Will Mosul ever see better times again?


Never again was the promise of European countries to each other, that no cause or economic dispute, would lead to the domination of one over the other and the destruction of lives and cultures. Almost 70 years have passed since the end of WWII and Europe has been at peace and prospered (aside from the crisis in the Yugoslavian Republic in the 90s). But today, the 20th of July 2014, we see the world around us burning. It is this day that I stopped reading my Twitter feed for the first time because I couldn’t control my anger and frustration anymore. I can’t read anything anymore on #mh17, #nigeria, #gaza, #israel, #syria and especially I feel all my positive energy flowing away as I can only fathom to understand what has happened in #mosul today. For the first time in maybe 1800 years, there is no Christian living in Mosul, Iraq.

Christians of various denominations and ethnicities build cities throughout the Fertile Crescent, sowed the fields, harvested the crops and tried to survive under Islamic rule. Some harsh spells aside, after the collapse of the Ottoman Republic they enjoyed modest religious freedoms. But for the first time in over 1600 years, no Sunday mass was celebrated in Mosul, as there is no church left anymore. The current war between Sunni’s and Shia’s has torn Syria and Iraq apart, and the various militant groups have made one thing absolutely clear: there is no future for Christians in Iraq or Syria.

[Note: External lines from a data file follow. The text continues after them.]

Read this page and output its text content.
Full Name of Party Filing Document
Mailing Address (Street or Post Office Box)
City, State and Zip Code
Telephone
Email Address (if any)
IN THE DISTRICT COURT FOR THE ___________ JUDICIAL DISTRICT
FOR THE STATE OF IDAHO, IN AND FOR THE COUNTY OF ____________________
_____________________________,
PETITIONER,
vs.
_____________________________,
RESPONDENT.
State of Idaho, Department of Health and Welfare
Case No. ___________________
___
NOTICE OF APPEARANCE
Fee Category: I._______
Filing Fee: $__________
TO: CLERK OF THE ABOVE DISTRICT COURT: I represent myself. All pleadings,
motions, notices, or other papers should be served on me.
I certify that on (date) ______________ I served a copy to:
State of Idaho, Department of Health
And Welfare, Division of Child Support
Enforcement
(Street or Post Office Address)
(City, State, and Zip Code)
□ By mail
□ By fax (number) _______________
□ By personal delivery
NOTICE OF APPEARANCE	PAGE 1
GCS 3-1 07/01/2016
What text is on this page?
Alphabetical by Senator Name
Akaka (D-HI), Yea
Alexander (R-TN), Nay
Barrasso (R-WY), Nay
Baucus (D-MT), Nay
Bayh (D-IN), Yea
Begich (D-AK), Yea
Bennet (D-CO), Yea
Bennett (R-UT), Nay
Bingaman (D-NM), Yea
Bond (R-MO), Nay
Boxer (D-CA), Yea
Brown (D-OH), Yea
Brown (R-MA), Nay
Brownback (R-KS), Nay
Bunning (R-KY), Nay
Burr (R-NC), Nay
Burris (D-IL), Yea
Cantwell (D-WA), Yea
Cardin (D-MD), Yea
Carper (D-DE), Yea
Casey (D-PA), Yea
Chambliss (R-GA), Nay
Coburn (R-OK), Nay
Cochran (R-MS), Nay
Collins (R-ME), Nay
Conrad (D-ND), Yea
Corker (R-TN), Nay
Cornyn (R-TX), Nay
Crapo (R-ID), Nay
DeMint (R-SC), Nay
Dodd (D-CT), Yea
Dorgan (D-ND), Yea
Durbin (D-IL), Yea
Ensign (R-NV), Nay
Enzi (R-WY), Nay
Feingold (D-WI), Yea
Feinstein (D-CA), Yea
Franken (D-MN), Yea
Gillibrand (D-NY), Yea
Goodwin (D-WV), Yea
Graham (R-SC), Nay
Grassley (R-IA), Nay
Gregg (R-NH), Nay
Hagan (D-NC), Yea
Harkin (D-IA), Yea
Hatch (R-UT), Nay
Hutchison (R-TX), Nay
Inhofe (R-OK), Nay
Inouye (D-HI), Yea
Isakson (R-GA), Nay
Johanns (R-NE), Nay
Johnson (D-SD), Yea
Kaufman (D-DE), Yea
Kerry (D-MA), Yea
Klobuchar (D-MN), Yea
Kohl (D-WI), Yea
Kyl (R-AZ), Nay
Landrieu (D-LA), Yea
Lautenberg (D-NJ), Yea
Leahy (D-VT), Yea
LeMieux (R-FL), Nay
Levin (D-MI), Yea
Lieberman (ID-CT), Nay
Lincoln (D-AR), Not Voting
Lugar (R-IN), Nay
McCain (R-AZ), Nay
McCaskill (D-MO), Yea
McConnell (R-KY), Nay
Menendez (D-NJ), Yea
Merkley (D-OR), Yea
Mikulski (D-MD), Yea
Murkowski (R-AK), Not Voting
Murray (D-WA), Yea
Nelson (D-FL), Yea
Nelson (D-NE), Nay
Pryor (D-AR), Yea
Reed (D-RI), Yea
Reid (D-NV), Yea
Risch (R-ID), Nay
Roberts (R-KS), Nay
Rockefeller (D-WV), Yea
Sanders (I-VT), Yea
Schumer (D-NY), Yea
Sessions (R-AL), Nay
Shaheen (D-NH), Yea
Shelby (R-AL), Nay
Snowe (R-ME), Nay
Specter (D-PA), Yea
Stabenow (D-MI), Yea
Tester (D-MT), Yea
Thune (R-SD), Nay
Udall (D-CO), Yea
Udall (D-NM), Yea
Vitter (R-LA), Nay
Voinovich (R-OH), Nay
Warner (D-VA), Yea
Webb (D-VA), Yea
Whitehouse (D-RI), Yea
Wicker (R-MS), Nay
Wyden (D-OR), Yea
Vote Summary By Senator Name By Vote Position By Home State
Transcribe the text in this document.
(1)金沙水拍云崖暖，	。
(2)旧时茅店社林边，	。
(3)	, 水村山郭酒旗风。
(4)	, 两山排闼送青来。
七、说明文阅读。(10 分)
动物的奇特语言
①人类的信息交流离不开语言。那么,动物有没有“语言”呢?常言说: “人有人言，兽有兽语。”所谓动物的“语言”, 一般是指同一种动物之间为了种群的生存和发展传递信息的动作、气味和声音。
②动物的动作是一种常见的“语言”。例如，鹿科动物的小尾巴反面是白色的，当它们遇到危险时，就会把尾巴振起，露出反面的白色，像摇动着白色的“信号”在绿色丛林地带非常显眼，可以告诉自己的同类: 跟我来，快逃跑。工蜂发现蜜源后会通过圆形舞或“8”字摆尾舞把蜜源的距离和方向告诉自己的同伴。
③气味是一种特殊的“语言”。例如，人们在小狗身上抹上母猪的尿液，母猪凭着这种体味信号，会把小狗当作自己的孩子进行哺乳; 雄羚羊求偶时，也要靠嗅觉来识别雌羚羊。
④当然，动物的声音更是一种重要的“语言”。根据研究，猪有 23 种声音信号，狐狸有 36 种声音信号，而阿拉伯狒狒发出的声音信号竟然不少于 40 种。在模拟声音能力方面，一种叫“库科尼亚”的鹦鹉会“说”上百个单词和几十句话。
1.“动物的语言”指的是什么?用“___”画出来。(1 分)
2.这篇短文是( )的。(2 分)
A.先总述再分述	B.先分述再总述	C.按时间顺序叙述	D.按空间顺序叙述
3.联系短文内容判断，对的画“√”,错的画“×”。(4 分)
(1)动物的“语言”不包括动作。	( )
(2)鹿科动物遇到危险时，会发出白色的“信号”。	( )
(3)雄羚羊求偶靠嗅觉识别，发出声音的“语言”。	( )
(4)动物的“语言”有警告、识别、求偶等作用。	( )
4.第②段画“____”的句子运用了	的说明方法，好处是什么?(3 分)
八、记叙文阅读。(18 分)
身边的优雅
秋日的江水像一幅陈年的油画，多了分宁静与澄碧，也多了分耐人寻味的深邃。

Christians have few options left: flee their homes, pay a djiza (special protection tax for non-Muslims), convert or die. They survived the Persian, Arabic and barbaric invasions that swept over their lands, but this storm is proving too strong, especially without allies coming to their aid. Their desperate pleas fell on deaf ears, and now they turn to the Kurds (the enemy during the First World War) for protection.

Mor Bar Hebraeus

But not all times were like these. There were times the Arab nobility and caliphs sought the wisdom held in the Christian monasteries, churches and schools in the Nineveh plains. Great polymaths like the Syrian Orthodox Maphrian Mor Gregorius Yuhana bar Hebreaus ( John Abu’l-Faraj) translated the works of Aristotle, Socrates and Plato from Greek to Syriac to Arabic in the 13th century. There were schools in Mosul where the teachings of Mor Jacob of Nisibin and his pupil Mor Ephrem the Syrian were passed on to each and every ruler who loved his own people and allowed them to benefit from the great corpus of Syriac literature and scientific knowledge. What the Islamic State is showing us is that they do not love peace. They do not love freedom and only seek hate and destruction. My frustration comes from the fact that the West did see it fit to remove Saddam Hussein from power, support groups that wanted to topple the Baathist regime of Assad in Syria, but fail to make a stand against a group that is far more evil and dangerous than anything the Middle East has seen before.

The people have fled their homes and are at the mercy of others. Mosul is in the darkest of its times and without its Christian population, will it ever see enlightenment again?